S’adressant aux journalistes samedi à bord du vol à destination de Madrid, le pape a déclaré que le scandale des violences sexuelles était « encore une plaie ouverte » pour l’Église.
Le pape Léon XIV a dénoncé lundi le « fléau » des violences sexuelles perpétrées par le clergé catholique et a appelé à une « culture de soin » dans l’Église à l’approche d’une rencontre privée prévue avec les victimes en Espagne.
« Face à ce fléau, la communauté ecclésiale est appelée à répondre par l’écoute, la vérité, la justice, la réparation et un engagement toujours plus déterminé en faveur de la prévention et d’une culture du soin », a déclaré le pape lors d’une réunion d’évêques espagnols.
« Chaque personne blessée doit pouvoir trouver une écoute sincère, un accueil, une protection et de véritables chemins de guérison », a-t-il déclaré.
Les médias espagnols ont indiqué que le pape s’entretiendrait plus tard lundi avec les victimes à l’ambassade du Vatican à Madrid, officiellement connue sous le nom de nonciature apostolique.
Avant la réunion, des représentants de certains groupes de victimes se sont plaints d’être exclus.

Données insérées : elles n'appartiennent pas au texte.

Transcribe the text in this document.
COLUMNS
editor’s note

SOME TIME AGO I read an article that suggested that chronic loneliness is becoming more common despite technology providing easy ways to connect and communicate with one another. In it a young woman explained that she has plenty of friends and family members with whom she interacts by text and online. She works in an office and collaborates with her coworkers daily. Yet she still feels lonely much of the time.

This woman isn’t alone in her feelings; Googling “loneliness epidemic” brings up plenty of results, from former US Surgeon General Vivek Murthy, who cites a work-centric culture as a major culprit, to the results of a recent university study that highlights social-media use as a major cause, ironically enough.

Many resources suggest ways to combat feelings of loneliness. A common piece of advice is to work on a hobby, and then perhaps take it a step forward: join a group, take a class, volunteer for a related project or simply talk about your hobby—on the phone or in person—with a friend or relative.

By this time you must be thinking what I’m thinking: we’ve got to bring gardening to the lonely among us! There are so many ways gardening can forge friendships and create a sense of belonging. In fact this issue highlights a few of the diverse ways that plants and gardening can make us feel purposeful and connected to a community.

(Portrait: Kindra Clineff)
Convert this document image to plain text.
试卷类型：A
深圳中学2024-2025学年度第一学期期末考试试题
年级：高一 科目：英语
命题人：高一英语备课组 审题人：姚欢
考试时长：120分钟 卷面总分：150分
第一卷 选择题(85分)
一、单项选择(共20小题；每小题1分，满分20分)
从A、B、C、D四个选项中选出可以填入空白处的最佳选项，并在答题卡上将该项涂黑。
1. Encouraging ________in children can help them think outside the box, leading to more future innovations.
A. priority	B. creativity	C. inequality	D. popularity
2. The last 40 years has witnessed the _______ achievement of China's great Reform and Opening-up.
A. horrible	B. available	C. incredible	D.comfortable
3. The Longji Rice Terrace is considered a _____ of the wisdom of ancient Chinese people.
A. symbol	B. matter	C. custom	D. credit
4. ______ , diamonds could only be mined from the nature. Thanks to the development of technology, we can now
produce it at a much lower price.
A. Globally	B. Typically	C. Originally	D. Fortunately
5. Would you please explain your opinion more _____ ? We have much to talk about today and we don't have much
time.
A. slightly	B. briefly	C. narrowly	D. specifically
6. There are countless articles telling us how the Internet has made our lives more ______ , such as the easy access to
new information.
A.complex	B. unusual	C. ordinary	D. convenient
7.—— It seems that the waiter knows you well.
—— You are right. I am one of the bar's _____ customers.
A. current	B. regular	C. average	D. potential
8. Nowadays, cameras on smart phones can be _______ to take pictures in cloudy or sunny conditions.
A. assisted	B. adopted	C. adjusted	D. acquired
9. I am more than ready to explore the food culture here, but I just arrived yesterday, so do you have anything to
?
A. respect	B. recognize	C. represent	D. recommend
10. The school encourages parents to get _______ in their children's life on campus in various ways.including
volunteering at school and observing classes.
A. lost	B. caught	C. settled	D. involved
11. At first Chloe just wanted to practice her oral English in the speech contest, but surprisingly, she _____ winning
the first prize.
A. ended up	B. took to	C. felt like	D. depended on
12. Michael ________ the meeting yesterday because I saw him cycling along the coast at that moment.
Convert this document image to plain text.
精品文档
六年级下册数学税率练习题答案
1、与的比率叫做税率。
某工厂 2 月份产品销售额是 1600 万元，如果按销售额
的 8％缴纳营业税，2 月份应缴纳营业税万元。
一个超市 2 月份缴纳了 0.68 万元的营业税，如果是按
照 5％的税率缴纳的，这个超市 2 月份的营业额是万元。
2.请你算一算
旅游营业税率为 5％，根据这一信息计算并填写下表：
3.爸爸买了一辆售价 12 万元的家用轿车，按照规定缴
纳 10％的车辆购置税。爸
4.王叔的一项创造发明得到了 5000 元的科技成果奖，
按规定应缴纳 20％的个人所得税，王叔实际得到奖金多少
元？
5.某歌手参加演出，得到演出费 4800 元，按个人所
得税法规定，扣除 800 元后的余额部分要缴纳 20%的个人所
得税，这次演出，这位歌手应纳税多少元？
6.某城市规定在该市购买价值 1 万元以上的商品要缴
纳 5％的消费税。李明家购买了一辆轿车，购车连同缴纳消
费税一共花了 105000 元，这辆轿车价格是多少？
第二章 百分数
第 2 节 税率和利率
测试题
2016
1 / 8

« Nous sommes déçus que le pape, au lieu d’écouter une représentation suffisamment large et solide des victimes, préfère nous laisser de côté », a déclaré à l’AFP Juan Cuatrecasas, porte-parole de l’association Infancia Robada (Enfance volée).
« Nous allons continuer à pousser jusqu’au bout, en insistant sur le fait que le Pape doit nous voir, nous entendre, et que nous avons une voix », a-t-il déclaré devant la nonciature.
Le Vatican a déclaré qu’une réunion aurait lieu pendant la visite mais qu’il ne donnerait de plus amples informations qu’après celle-ci, par « respect pour les victimes ».
S’adressant aux journalistes samedi à bord du vol à destination de Madrid, le pape a déclaré que le scandale des violences sexuelles était « encore une plaie ouverte » pour l’Église.
On estime qu’environ 200 000 mineurs ont subi des violences sexuelles de la part du clergé en Espagne depuis 1940, selon un rapport de 2023 du médiateur national espagnol.
Le gouvernement du Premier ministre Pedro Sánchez et l’Église catholique d’Espagne ont signé en mars un accord pour indemniser les victimes, après des années de réticence et d’opacité de la part de la hiérarchie de l’Église.
Discours sans précédent
Le pape né aux États-Unis a prononcé lundi un discours sans précédent devant le parlement espagnol, qui a été accueilli par une longue ovation et des applaudissements de la part des législateurs.
Le leader des 1,4 milliard de catholiques dans le monde a appelé à une réponse mondiale au « drame tragique » de la migration et a déclaré que la paix mondiale était un « véritable impératif mondial ».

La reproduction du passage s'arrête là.